“No, because she is dead and gone long ago, and my father married again, and brought a vixen, with two trollops of girls, to take the place of an angel. These three women turned my stomach at all the sex. Look, there’s a pretty woman for you!”
They had reached a clearing in the bush, consisting of a corn patch and a potato field, in which a woman, with a man’s hat on her head and a pair of top-boots upon her nether extremities, looking a veritable guy, was sprinkling the potato plants with well-diluted Paris green. The shanty pertaining to the clearing was some little distance from the road, and, hoping to get a drink of water there, Coristine prepared to jump the rail fence and make his way towards it. The woman, seeing what he was about, called: ‘Hi, Jack, Jack!’ and immediately a big mongrel bull-dog came tearing towards the travellers, barking as he ran.
“Come back, Corry, for heaven’s sake, or he’ll bite you!” cried Wilkinson.
“Never a fear,” answered the lately sentimental botanist; “barking dogs don’t bite as a rule.” So he jumped the fence in earnest, and said soothingly, as if he were an old friend: “Hullo, Jack, good dog!” whereupon the perfidious Jack grovelled at his feet and then jumped up for a caress. But the woman came striding along, picking up a grubbing hoe by the way to take the place of the treacherous defender of the house.
“Hi, git out o’ that, quick as yer legs’ll take yer; git out now! we don’t want no seeds, ner fruit trees, ner sewin’ machines, ner fambly Bibles. My man’s jist down in the next patch, an’ if yer don’t git, I’ll set him on yer.”
“Madam,” said Coristine, lifting his hat, “permit me to explain—”
“Go ‘long, I tell yer; that’s the way they all begin, with yer madam an’ explainin’; I’ll explain this hoe on yer if yer take another step.”
“We are not agents, nor tramps, nor tract distributors, nor collectors for missions,” cried Coristine, as soon as he had a chance to speak. “My friend, here, is a gentleman engaged in education, and I am a lawyer, and all we want is a glass of water.”
“A liyer, eh?” said the Amazon, in a very much reduced tone; “Why didn’t yer say so at wonst, an’ not have me settin’ that good for nuthin’ brute on yer? I never see liyers with a pack on their backs afore. Ef yer wants a drink, why don’t yer both come on to the house?”

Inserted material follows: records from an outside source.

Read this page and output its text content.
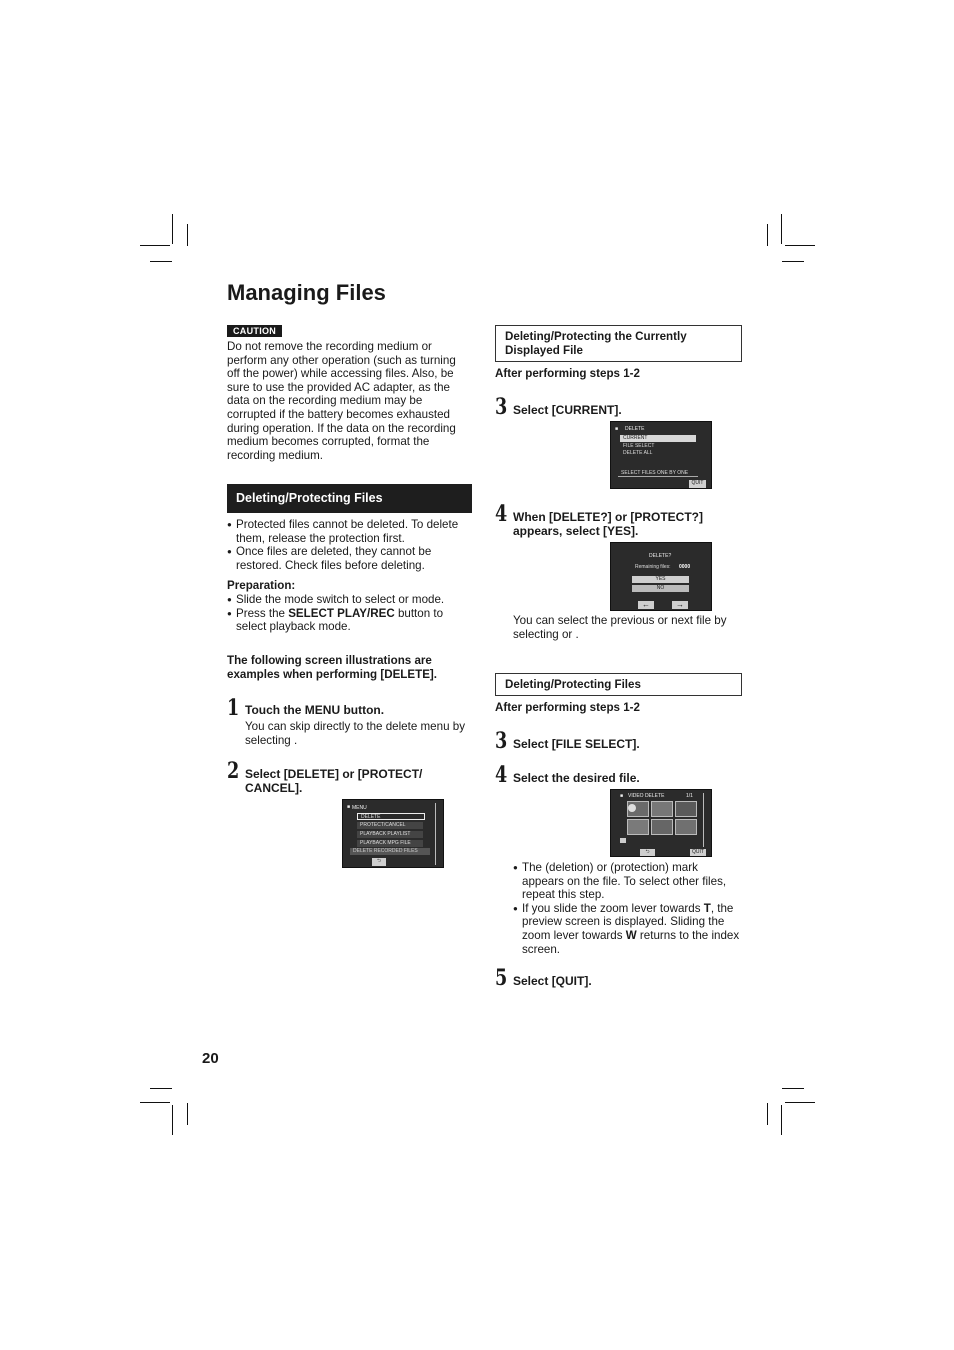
Managing Files
CAUTION
Do not remove the recording medium or perform any other operation (such as turning off the power) while accessing files. Also, be sure to use the provided AC adapter, as the data on the recording medium may be corrupted if the battery becomes exhausted during operation. If the data on the recording medium becomes corrupted, format the recording medium.
Deleting/Protecting Files
● Protected files cannot be deleted. To delete them, release the protection first.
● Once files are deleted, they cannot be restored. Check files before deleting.
Preparation:
● Slide the mode switch to select or mode.
● Press the SELECT PLAY/REC button to select playback mode.
The following screen illustrations are examples when performing [DELETE].
1 Touch the MENU button.
You can skip directly to the delete menu by selecting .
2 Select [DELETE] or [PROTECT/ CANCEL].
■ MENU
DELETE
PROTECT/CANCEL
PLAYBACK PLAYLIST
PLAYBACK MPG FILE
DELETE RECORDED FILES
⮌
Deleting/Protecting the Currently Displayed File
After performing steps 1-2
3 Select [CURRENT].
■ DELETE
CURRENT
FILE SELECT
DELETE ALL
SELECT FILES ONE BY ONE
QUIT
4 When [DELETE?] or [PROTECT?] appears, select [YES].
DELETE?
Remaining files: 0000
YES
NO
←	→
You can select the previous or next file by selecting or .
Deleting/Protecting Files
After performing steps 1-2
3 Select [FILE SELECT].
4 Select the desired file.
■ VIDEO DELETE	1/1
⮌	QUIT
● The (deletion) or (protection) mark appears on the file. To select other files, repeat this step.
● If you slide the zoom lever towards T, the preview screen is displayed. Sliding the zoom lever towards W returns to the index screen.
5 Select [QUIT].
20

Wilkinson, at this not too cordial invitation, vaulted over the fence beside his companion, and they walked housewards, the woman striding on ahead, and the dog sniffing at Wilkinson’s heels in the rear. A rather pretty red-haired girl of about fifteen was washing dishes, evidently in preparation for the mid-day meal. Her the woman addressed as Anna Maria, and ordered her to go and get a pail of fresh water for the gentlemen. But Wilkinson, who felt he must do something to restore his credit, offered to get the water if Anna Maria would show him the well or pump that contained it. The girl gave him a tin pail, and he accompanied her to the back of the house, where the well and a bucket with a rope were. In vain he tried to sink that bucket; it would not sink. At last the girl took it out of his hands, turned the bucket upside down, and, letting it fall with a vicious splash, brought it up full of deliciously cool water, which she transferred to the pail.